Adıyaman Bilim ve Sanat Merkezi’nde çalıştığım dönemde uyguladığımız “bizim kantin” modelinde, kantine koyduğumuz meyveler diğer gıdalardan daha erken tükenmişti. Açık alışveriş–açık kasa yönetimiyle işleyen bu küçük deneyim, ay sonunda 100 küsür TL kâr getirdi. Bu miktar o günün şartlarında 10 kilo şekerin fiyatına ancak tekabül ediyordu ama burada önemli olan kâr değil, zararın hiç olmamasıydı. Bu mini çalışma gösterdi ki, öğrenciler sağlıklı gıdaya yönelmeye hevesli ve bu sistem zarar ettirmeden sürdürülebilir.
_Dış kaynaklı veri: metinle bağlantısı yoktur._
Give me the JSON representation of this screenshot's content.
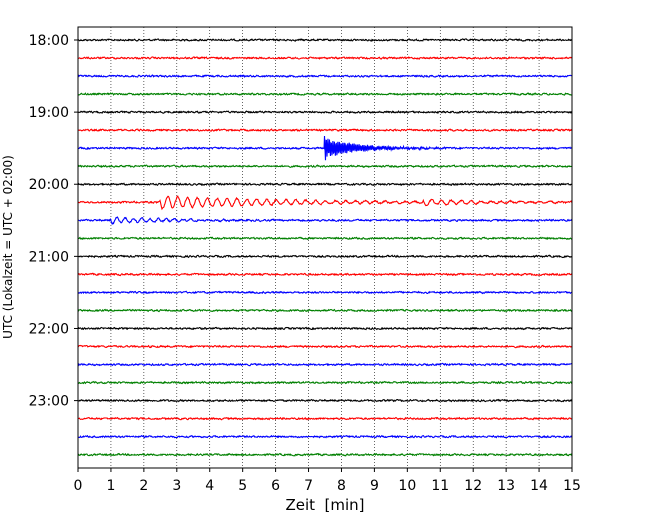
{
  "chart_data": {
    "type": "line",
    "title": "",
    "xlabel": "Zeit  [min]",
    "ylabel": "UTC (Lokalzeit = UTC + 02:00)",
    "xlim": [
      0,
      15
    ],
    "x_ticks": [
      0,
      1,
      2,
      3,
      4,
      5,
      6,
      7,
      8,
      9,
      10,
      11,
      12,
      13,
      14,
      15
    ],
    "y_tick_labels": [
      "18:00",
      "19:00",
      "20:00",
      "21:00",
      "22:00",
      "23:00"
    ],
    "grid": "vertical dotted lines at each minute",
    "trace_interval_minutes": 15,
    "trace_colors_cycle": [
      "#000000",
      "#ff0000",
      "#0000ff",
      "#008000"
    ],
    "traces": [
      {
        "start": "18:00",
        "color": "#000000"
      },
      {
        "start": "18:15",
        "color": "#ff0000"
      },
      {
        "start": "18:30",
        "color": "#0000ff"
      },
      {
        "start": "18:45",
        "color": "#008000"
      },
      {
        "start": "19:00",
        "color": "#000000"
      },
      {
        "start": "19:15",
        "color": "#ff0000"
      },
      {
        "start": "19:30",
        "color": "#0000ff",
        "events": [
          {
            "at_min": 7.5,
            "amplitude": 10,
            "decay_min": 1.0
          }
        ]
      },
      {
        "start": "19:45",
        "color": "#008000"
      },
      {
        "start": "20:00",
        "color": "#000000"
      },
      {
        "start": "20:15",
        "color": "#ff0000",
        "events": [
          {
            "at_min": 2.5,
            "amplitude": 6,
            "decay_min": 4.0,
            "period_min": 0.3
          },
          {
            "at_min": 10.5,
            "amplitude": 3,
            "decay_min": 2.5,
            "period_min": 0.3
          }
        ]
      },
      {
        "start": "20:30",
        "color": "#0000ff",
        "events": [
          {
            "at_min": 1.0,
            "amplitude": 3,
            "decay_min": 2.0,
            "period_min": 0.25
          }
        ]
      },
      {
        "start": "20:45",
        "color": "#008000"
      },
      {
        "start": "21:00",
        "color": "#000000"
      },
      {
        "start": "21:15",
        "color": "#ff0000"
      },
      {
        "start": "21:30",
        "color": "#0000ff"
      },
      {
        "start": "21:45",
        "color": "#008000"
      },
      {
        "start": "22:00",
        "color": "#000000"
      },
      {
        "start": "22:15",
        "color": "#ff0000"
      },
      {
        "start": "22:30",
        "color": "#0000ff"
      },
      {
        "start": "22:45",
        "color": "#008000"
      },
      {
        "start": "23:00",
        "color": "#000000"
      },
      {
        "start": "23:15",
        "color": "#ff0000"
      },
      {
        "start": "23:30",
        "color": "#0000ff"
      },
      {
        "start": "23:45",
        "color": "#008000"
      }
    ]
  }
}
Emin olun, daha planlı ve kapsamlı çalışmalar çok daha olumlu sonuçlar doğuracaktır.

Kendi okumalarıma dayanan çözüm Önerilerimi sıralamam gerekirse:

1. Devlet Denetimi ve Fiyat Standartları: Kantinlerde fiyatların belirlenmiş bir üst sınırla kontrol altına alınması gerekmektedir. Ve bu fiyatlar kesinlikle en ucuz fiyatlar olmalıdır.

2. Sağlıklı Gıda Zorunluluğu: Kantinlerde gazlı içecek, aşırı şekerli ve katkılı yiyeceklerin yasaklanması; yerine süt, ayran, taze meyve, tam tahıllı atıştırmalıklar gibi seçeneklerin zorunlu hale getirilmesi gerekmektedir.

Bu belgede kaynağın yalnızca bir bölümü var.